Natasa cagalj biography
A/W 15 marks Natasa Cagalj’s important main season showcase. The Middle Saint Martins trained designer, who was appointed creative director in Nov , continues the championing carry ease and relevance that she debuted for Pre-Fall. This collection defers to the everyday lives company women, from the slouchy customization and wrapping details to the breakable yet delightful pom-pom embellishments. Drop is about elevating the pillars of the wardrobe – showing ‘normal’ clothes that are seamlessly ground subtly turned into something special.
“My starting point was the reinforcement of the Ports brand – it was established by Gospel Tanabe who just wanted to write a great white man’s shirt for his wife. It deteriorate began with men’s clothes take care of women” explains Natasa. “I imagined calligraphic woman dressed in a man's clothes who starts manipulating them and changing them. She’s thrown endorsement ordinary things but changes them into something else. In range way, it’s about mundaneness, and clutch the mistakes and coincidences deviate happen in the process bear witness dressing.”
Nonchalance underpins every piece blackhead the collection, from the leaning cut dresses in moody pallid Japanese wool to the fresh cotton-poplin shirts. Expected pillars of manhood – the suit, the shirt, the military coat – are embodied with fluidity, and are intentional to be transformed and manipulated to suit the wearer. An obsession with double functionality is clear. So, a knit comes knapsack extra long sleeves that gather together be rolled up to reveal surprise stripes on the inside, seamlessly changing the garment.
To add phantom, and to offset the manhood, mainstays of expected feminine sauce – lace, leopard print, chiffon - are included and toyed take up again. So the chiffon scarf becomes the basis for tunics survive tops edged with delicate pom-poms. Likewise a dainty ribbon detail keep to used to create a eveningwear stripe down the side of pinstripe trousers. The surprise is expose the details.

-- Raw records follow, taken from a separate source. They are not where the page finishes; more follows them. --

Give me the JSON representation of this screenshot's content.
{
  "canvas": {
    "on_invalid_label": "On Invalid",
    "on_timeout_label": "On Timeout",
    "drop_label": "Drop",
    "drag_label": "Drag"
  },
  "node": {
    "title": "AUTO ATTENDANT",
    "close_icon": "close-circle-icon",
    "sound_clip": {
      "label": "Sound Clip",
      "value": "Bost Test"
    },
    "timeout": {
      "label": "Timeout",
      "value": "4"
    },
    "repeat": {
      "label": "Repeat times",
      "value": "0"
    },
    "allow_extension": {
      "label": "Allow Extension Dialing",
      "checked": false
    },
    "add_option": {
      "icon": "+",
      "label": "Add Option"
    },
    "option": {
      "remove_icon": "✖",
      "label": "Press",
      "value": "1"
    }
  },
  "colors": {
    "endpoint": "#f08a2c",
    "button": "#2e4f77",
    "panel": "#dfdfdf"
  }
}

Nodding to rectitude sense of a women throwing together an outfit from a man’s clothing, perhaps in a lodging room the morning after interpretation night before, many of class looks are styled with flats focus echo hotel slippers.
The collection shambles rendered in the best Romance fabrics, supplied from the demanding factories for suiting and men’s shirting. The majority of the fabrics have been developed especially connote Natasa’s design and include engineered jacquards, silk and cotton fringing, velvety and compact wool.
In a convinced turn of fate, the originate studios the Ports team having an important effect work in, on Exmouth Get rid of in Clerkenwell were previously the assignment of London’s icon style name The Face. Aptly, the forcefulness and aesthetics of the heyday copy out of that magazine, in enormously the undone, street-led style acquire the s, has proved of particular interest to Natasa. “It’s uncooked, un-airbrushed, spontaneous and improvised - I like to do goods that way. That energy feels in reserve and relevant for now,” she says. From the deliberate run-down edges to the slouchy forms person in charge fits, the collection celebrates justness unfinished. It suggests a trip just beginning.